W szpitalu w dzielnicy Abbasija lekarze przygotowali nawet butelki z benzyną do obrony przed szabrownikami. Egipska telewizja państwowa po raz pokazała w sobotę wieczorem zdjęcia kilkudziesięciu mężczyzn, których zatrzymano podczas okradania domów i obiektów publicznych.

Mieszkańcy wielu osiedli w Kairze poprosili w sobotę wojsko o ochronę przed szabrownikami. Wieczorem na wielu ulicach w dzielnicach mieszkaniowych pojawiły się czołgi i pojazdy opancerzone.

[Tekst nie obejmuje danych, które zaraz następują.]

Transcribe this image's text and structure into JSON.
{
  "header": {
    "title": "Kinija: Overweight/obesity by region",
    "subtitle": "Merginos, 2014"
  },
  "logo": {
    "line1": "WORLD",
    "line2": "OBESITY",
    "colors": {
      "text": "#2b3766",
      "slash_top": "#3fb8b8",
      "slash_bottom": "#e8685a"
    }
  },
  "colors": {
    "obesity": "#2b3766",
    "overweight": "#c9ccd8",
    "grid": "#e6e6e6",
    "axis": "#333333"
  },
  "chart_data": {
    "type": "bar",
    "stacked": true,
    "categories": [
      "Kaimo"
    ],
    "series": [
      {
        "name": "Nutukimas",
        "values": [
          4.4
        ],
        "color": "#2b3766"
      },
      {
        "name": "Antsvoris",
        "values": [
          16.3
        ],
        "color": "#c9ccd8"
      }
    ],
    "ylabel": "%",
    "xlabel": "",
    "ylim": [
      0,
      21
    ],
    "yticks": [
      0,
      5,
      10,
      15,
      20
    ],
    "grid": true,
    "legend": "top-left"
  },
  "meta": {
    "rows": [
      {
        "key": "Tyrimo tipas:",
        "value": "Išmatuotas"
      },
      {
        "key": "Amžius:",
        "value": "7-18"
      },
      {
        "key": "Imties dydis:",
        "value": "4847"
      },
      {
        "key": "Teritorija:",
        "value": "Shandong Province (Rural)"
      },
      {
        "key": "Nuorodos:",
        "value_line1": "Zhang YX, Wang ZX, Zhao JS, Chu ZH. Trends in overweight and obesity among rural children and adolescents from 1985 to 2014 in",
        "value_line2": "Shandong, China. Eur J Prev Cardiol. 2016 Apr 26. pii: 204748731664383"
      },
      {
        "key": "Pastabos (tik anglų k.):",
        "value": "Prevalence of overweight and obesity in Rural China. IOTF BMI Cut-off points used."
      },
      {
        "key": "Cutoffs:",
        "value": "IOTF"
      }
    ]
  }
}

Jak poinformowała dyrekcja międzynarodowego lotniska w Kairze, w sobotę odleciało 19 prywatnych samolotów z czołowymi egipskimi biznesmenami i ich rodzinami.

Wskutek antyrządowych manifestacji i starć z policją zginęły co najmniej 102 osoby, z czego 33 tylko w sobotę - wynika z informacji egipskich służb medycznych.

Po pięciu dniach gwałtownych zamieszek, w niedzielę rano sytuacja na ulicach Kairu względnie się uspokoiła. W nocy, mimo godziny policyjnej, na głównym placu stolicy, Tahrir, przeciwnicy prezydenta Hosniego Mubaraka nadal domagali się jego ustąpienia. Demonstrantów, jak zauważa telewizja Al-Dżazira, było jednak znacznie mniej niż w poprzednich dniach.